Ce soir-là, j’ai ressenti profondément que mon enfant intérieure et moi, on a fait un pas important qui aura des conséquences positives dans ma vie… car si la loi ne m’a pas donné le droit de porter mon histoire devant la justice, ce soir-là, la vie m’a offert d’en partager 2 minutes avec des milliers de personnes.
– Et comme si cela ne suffisait pas, une semaine après tout pile, c’est l’émission « L’info du vrai » sur Canal Plus qui rediffuse ces 2 minutes 30 où je mentionne le fait d’avoir subi l’inceste et déclenché une amnésie traumatique.
Alors… Merci Camille d’avoir dit ! Par ricochet, la parole m’a été offerte grâce à la sortie de ton livre.
Nous sommes interdépendant.e.s, nous ne sommes pas seul.e.s !

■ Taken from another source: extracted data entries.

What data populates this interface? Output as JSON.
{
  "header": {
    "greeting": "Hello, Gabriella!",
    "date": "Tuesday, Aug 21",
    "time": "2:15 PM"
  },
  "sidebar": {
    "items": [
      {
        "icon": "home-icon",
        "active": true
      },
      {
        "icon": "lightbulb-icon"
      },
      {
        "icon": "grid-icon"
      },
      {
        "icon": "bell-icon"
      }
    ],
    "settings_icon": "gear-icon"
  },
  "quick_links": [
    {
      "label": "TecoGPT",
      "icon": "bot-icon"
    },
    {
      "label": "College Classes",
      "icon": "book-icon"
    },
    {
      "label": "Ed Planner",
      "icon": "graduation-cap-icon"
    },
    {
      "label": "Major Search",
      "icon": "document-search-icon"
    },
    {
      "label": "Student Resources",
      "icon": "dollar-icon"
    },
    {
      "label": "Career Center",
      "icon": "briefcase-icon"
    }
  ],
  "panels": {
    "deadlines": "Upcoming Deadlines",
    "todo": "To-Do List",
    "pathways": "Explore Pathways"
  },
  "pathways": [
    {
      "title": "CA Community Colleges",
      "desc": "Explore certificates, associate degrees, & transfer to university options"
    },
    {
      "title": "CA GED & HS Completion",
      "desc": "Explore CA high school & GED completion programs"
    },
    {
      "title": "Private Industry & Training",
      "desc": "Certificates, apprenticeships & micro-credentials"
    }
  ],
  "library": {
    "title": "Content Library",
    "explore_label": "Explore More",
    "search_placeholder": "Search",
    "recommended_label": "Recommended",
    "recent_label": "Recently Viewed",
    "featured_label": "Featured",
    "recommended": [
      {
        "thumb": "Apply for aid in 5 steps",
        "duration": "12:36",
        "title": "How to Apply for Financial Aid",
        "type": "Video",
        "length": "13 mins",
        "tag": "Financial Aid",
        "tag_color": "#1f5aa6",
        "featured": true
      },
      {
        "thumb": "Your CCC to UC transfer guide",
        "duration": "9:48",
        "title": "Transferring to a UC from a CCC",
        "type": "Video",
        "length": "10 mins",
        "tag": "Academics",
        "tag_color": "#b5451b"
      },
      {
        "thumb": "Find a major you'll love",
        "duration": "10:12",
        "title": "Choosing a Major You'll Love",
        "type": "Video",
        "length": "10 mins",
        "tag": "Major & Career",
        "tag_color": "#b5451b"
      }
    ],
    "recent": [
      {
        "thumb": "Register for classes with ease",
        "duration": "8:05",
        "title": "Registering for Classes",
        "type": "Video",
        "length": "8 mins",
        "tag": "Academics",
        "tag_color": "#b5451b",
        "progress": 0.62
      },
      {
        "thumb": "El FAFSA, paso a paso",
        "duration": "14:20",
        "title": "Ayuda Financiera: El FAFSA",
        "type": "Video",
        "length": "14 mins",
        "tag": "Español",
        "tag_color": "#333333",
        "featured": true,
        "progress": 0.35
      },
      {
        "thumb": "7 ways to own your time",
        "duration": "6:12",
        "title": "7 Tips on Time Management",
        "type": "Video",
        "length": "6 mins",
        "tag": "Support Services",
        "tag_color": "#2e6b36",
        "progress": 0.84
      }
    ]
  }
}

Ensemble, on va y arriver !
Merci, merci, merci !
Bonjour ,
Je vais acheter ce livre rien que pour encourager la libération de la parole, je rêve d’un « Mee too » pour la parole des enfants victimes de ces crimes.
Camille Kouchner ce que vous faites c’est bien, et pour reprendre vos mots « emmurer cet homme dans votre livre » c’est encore mieux.
Vos 30 ans de silence vont laisser place au son silence auquel vous le condamnez lui à tout jamais !
je vous félicite chère Camille !
Bravo, vous avez tout mon soutien
Corinne
M’autorisez vous à partager votre lettre ouverte à Camille Kouchner ?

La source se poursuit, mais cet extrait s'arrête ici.